The American forwards are fast, and can score goals. They just aren’t as good as five other teams’ forwards.
But skills and stats don’t paint the entire picture ” there are always intangibles, like experience, and heart.
While I don’t think Chris Chelios lacks the experience (this is his fourth Olympics, and he’s the oldest American hockey player to compete in the Olympics), I think he lacks the maturity to be the captain. He acted like a 3 year old at the Nagano Games, leading his team in a hotel trashing incident, so maybe now he’ll act like an 11 year old.

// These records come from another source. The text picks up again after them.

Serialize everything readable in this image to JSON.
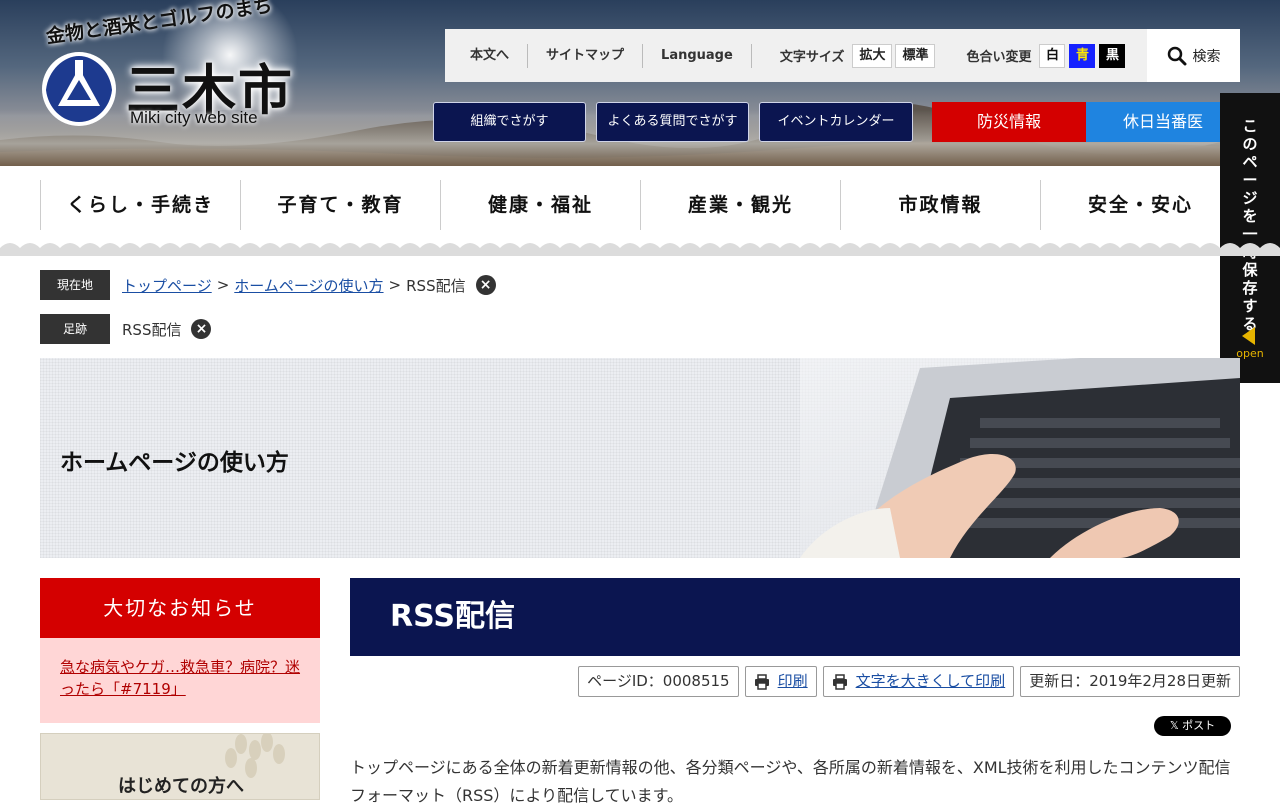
{
  "header": {
    "catchcopy": "金物と酒米とゴルフのまち",
    "city_name": "三木市",
    "site_sub": "Miki city web site",
    "util_links": [
      "本文へ",
      "サイトマップ",
      "Language"
    ],
    "font_size_label": "文字サイズ",
    "font_size_buttons": [
      "拡大",
      "標準"
    ],
    "color_label": "色合い変更",
    "color_buttons": [
      "白",
      "青",
      "黒"
    ],
    "search_label": "検索",
    "nav_buttons": [
      "組織でさがす",
      "よくある質問でさがす",
      "イベントカレンダー"
    ],
    "disaster_label": "防災情報",
    "holiday_doctor_label": "休日当番医"
  },
  "side_tab": {
    "label": "このページを一時保存する",
    "open_label": "open"
  },
  "global_nav": [
    "くらし・手続き",
    "子育て・教育",
    "健康・福祉",
    "産業・観光",
    "市政情報",
    "安全・安心"
  ],
  "breadcrumb": {
    "current_label": "現在地",
    "items": [
      "トップページ",
      "ホームページの使い方",
      "RSS配信"
    ],
    "history_label": "足跡",
    "history_items": [
      "RSS配信"
    ]
  },
  "hero": {
    "title": "ホームページの使い方"
  },
  "sidebar": {
    "notice_title": "大切なお知らせ",
    "notice_link": "急な病気やケガ…救急車？病院？迷ったら「#7119」",
    "beginner_label": "はじめての方へ"
  },
  "main": {
    "title": "RSS配信",
    "page_id": "ページID：0008515",
    "print_label": "印刷",
    "print_large_label": "文字を大きくして印刷",
    "updated": "更新日：2019年2月28日更新",
    "post_button": "𝕏 ポスト",
    "body": "トップページにある全体の新着更新情報の他、各分類ページや、各所属の新着情報を、XML技術を利用したコンテンツ配信フォーマット（RSS）により配信しています。"
  },
  "colors": {
    "navy": "#0b1550",
    "red": "#d40000",
    "blue": "#1f84e0",
    "pink": "#ffd6d6"
  }
}
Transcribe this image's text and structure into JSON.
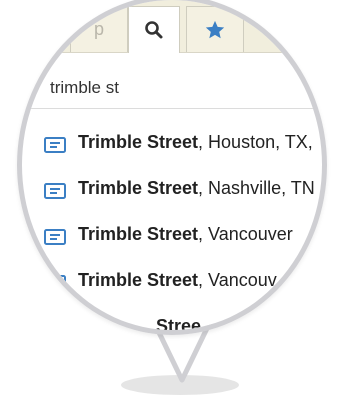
{
  "tabs": [
    {
      "label": "p",
      "icon": "map-icon"
    },
    {
      "label": "",
      "icon": "search-icon"
    },
    {
      "label": "",
      "icon": "star-icon"
    }
  ],
  "search": {
    "value": "trimble st"
  },
  "results": [
    {
      "name": "Trimble Street",
      "location": ", Houston, TX,"
    },
    {
      "name": "Trimble Street",
      "location": ", Nashville, TN"
    },
    {
      "name": "Trimble Street",
      "location": ", Vancouver"
    },
    {
      "name": "Trimble Street",
      "location": ", Vancouv"
    },
    {
      "name": "Stree",
      "location": ""
    }
  ],
  "colors": {
    "icon_blue": "#3b7fc4",
    "ring": "#cfcfd3",
    "tab_bg": "#f1eedd"
  }
}
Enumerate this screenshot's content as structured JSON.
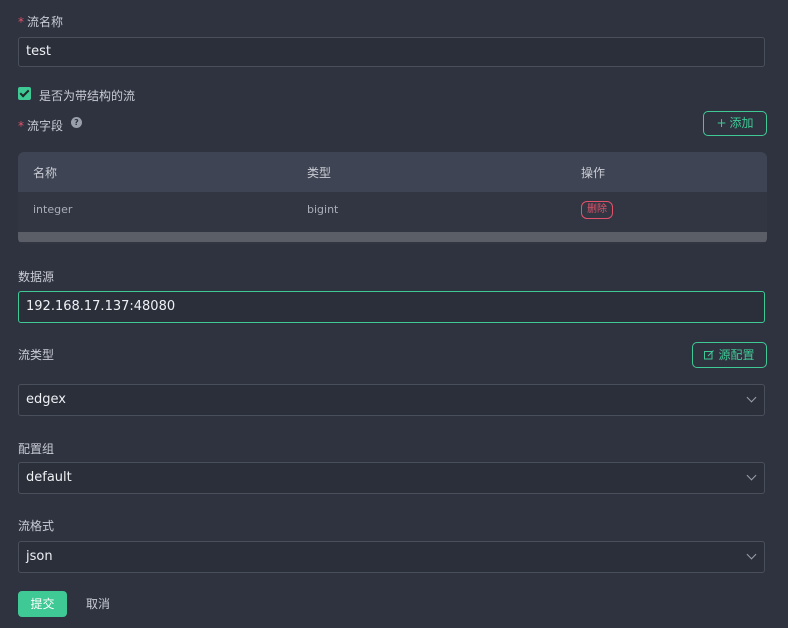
{
  "stream_name": {
    "label": "流名称",
    "required_mark": "*",
    "value": "test"
  },
  "structured_checkbox": {
    "label": "是否为带结构的流",
    "checked": true
  },
  "stream_fields": {
    "label": "流字段",
    "required_mark": "*",
    "help_icon": "?",
    "add_button": {
      "icon": "+",
      "label": "添加"
    },
    "columns": [
      "名称",
      "类型",
      "操作"
    ],
    "rows": [
      {
        "name": "integer",
        "type": "bigint",
        "action": "删除"
      }
    ]
  },
  "datasource": {
    "label": "数据源",
    "value": "192.168.17.137:48080"
  },
  "stream_type": {
    "label": "流类型",
    "value": "edgex",
    "config_button": {
      "icon": "edit-icon",
      "label": "源配置"
    }
  },
  "config_group": {
    "label": "配置组",
    "value": "default"
  },
  "stream_format": {
    "label": "流格式",
    "value": "json"
  },
  "actions": {
    "submit": "提交",
    "cancel": "取消"
  },
  "colors": {
    "accent": "#3fc995",
    "danger": "#e0536b",
    "background": "#2f3340"
  }
}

I don’t think the American players lack heart or patriotism, but putting on the jersey doesn’t seem carry the same honor it used to. These aren’t college kids. They are pros who have multi-million dollar contracts waiting for them after the Games.
Oh, before I finish, there is the sine qua non of Olympic hockey success ” goaltending (Dominik Hasek led the Czech Republic in 1998, and Martin Brodeur did the same with Canada in 2002). When U.S. team general manager, Don Waddell (who is this guy?), got together with coach Peter Laviolette to pick this team, they chose three goalies, who at the time, seemed to be the top-three American goalies.
No longer is that the case.
There was an opportunity to make changes to the roster, which happened (Hedican replaced Aaron Miller, due to Miller’s injury), but the most dire change wasn’t made. Instead of naming Buffalo’s Ryan Miller to the team, Waddell named him to the taxi squad (which can play in the case of an injury). Since coming back from an early season thumb injury, Miller has been one of the best goalies in the league, let alone American goalies. Miller’s 2.25 goals against, and .923 save percentage are far better than John Grahame’s (2.68, .900), Rick DiPietro’s (3.38, .892) or Robert Esche’s (3.15, .892). Too bad Miller will be watching his team lose from the United States.
Today, the U.S. will beat Kazakhstan, but the road to the cross-over round will not be easy. And if the U.S. only beats one of its remaining opponents outside of Kazakhstan, (Slovakia, Sweden and Russia), it’ll be hard-pressed to make the top six.
I hope they prove me wrong. I’ll be watching these games with my fork and knife, ready to take a big bite of some crow pie.